What Happened to Cruise Ship Workers Once the Passengers Were Gone?

Photo of the Carnival Breeze by Andy Newman/Carnival Cruise Lines via Getty Images

CW: suicide

Last year’s investigations into the COVID-19 outbreaks on cruise ships at the start of the pandemic, including Princess Cruises’ Diamond Princess and Holland America’s MS Zaandam, revealed horrific vacations gone wrong for passengers from around the world. But what happened to the tens of thousands of crew members who remained trapped on ships even after all the guests had disembarked and found their way home?

At Bloomberg Businessweek, Austin Carr tells the devastating stories of cruise line employees found dead — in apparent suicides — aboard Carnival and Royal Caribbean ships, including Jozsef Szaller, a shore excursion manager from Hungary on the Carnival Breeze, and Mariah Jocson, a waitress from the Philippines on Royal Caribbean’s Harmony of the Seas.

Interviews with affected crew members and their families suggest that despite assurances from cruise operators that crew were well cared for, their mental health was at times an afterthought. An October 2019 study on the mental well-being of crew, commissioned by a group affiliated with the International Transport Workers’ Federation, the big maritime trade union, found that even before the pandemic about a fifth of mariners surveyed said they had suicidal thoughts. High levels of depression stem from the jobs’ long contract lengths and stressful demands.

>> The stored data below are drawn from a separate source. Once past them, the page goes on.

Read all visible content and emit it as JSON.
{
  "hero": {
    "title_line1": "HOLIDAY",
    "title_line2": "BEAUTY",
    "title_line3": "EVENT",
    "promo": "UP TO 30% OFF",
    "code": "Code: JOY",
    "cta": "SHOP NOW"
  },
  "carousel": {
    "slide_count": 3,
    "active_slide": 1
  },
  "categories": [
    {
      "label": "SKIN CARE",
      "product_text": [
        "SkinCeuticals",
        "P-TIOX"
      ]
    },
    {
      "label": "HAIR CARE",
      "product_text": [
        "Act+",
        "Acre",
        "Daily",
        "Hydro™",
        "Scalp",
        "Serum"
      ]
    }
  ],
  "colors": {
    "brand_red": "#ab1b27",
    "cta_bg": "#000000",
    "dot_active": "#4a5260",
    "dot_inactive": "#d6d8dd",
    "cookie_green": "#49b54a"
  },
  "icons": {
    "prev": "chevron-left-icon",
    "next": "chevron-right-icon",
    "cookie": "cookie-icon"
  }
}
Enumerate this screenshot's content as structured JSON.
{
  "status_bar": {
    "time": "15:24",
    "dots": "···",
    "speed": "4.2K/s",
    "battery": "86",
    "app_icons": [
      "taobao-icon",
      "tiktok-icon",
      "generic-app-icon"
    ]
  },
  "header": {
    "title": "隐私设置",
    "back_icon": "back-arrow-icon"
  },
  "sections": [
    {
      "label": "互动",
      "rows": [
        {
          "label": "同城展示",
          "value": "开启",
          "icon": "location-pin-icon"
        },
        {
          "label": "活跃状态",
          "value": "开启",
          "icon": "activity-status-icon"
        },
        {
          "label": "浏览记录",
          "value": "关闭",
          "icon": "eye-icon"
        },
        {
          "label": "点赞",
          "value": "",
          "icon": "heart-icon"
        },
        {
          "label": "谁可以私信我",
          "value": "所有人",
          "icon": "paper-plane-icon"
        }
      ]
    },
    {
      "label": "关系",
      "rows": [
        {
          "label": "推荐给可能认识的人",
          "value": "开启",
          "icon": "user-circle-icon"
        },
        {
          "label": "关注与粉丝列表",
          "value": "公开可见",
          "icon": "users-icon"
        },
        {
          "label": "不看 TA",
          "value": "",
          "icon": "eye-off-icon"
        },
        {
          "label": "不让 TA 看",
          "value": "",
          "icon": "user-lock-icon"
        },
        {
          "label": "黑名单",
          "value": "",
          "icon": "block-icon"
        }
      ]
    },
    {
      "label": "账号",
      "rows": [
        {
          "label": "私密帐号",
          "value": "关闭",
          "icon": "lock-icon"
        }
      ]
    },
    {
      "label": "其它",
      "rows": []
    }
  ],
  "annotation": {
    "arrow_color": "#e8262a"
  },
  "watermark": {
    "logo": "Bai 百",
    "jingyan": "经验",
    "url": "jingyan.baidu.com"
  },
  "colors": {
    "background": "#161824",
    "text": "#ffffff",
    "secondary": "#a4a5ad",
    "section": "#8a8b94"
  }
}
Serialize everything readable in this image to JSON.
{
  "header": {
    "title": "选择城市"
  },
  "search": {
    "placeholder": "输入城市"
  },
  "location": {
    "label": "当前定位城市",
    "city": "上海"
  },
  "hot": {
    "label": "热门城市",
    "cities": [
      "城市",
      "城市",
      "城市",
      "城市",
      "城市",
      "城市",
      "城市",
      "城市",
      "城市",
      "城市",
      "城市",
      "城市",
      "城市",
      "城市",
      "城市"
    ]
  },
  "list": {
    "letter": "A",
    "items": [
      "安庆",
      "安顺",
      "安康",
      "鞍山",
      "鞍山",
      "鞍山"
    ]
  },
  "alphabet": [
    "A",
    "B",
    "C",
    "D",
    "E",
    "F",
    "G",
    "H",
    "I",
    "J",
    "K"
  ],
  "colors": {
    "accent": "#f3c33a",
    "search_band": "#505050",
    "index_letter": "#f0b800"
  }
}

On April 29, an electrical engineer from Poland on Royal Caribbean’s Jewel of the Seas disappeared while the ship was anchored in the Saronic Gulf, south of Athens. Ship security cameras captured him leaping into the water that morning, according to Greek authorities. Two weeks later, on May 10, Evgenia Pankrushyna, a waitress from Ukraine, died after jumping overboard from Carnival’s Regal Princess near Rotterdam. Around this time a Chinese contractor was found dead on Royal Caribbean’s Mariner of the Seas. A crew member aboard the ship says many believed it was another suicide, though the company said he’d died of natural causes. Next was a Filipino cook, Kennex Bundaon, who was found dead in his cabin on Carnival’s AIDAblu. Four days later, another worker from the Philippines died in an apparent suicide on Virgin Voyages’ Scarlet Lady.

The details of the deaths of Szaller and Jocson are still not clear, even to their families, who are “desperate for closure.” In Szaller’s case, Carnival has refused to discuss the specific circumstances of his death with his parents, while the father of Jocson, the Royal Caribbean employee, says that his daughter had never shown signs of depression and kept telling him that she wanted to go home. He just wants to know the truth about her death.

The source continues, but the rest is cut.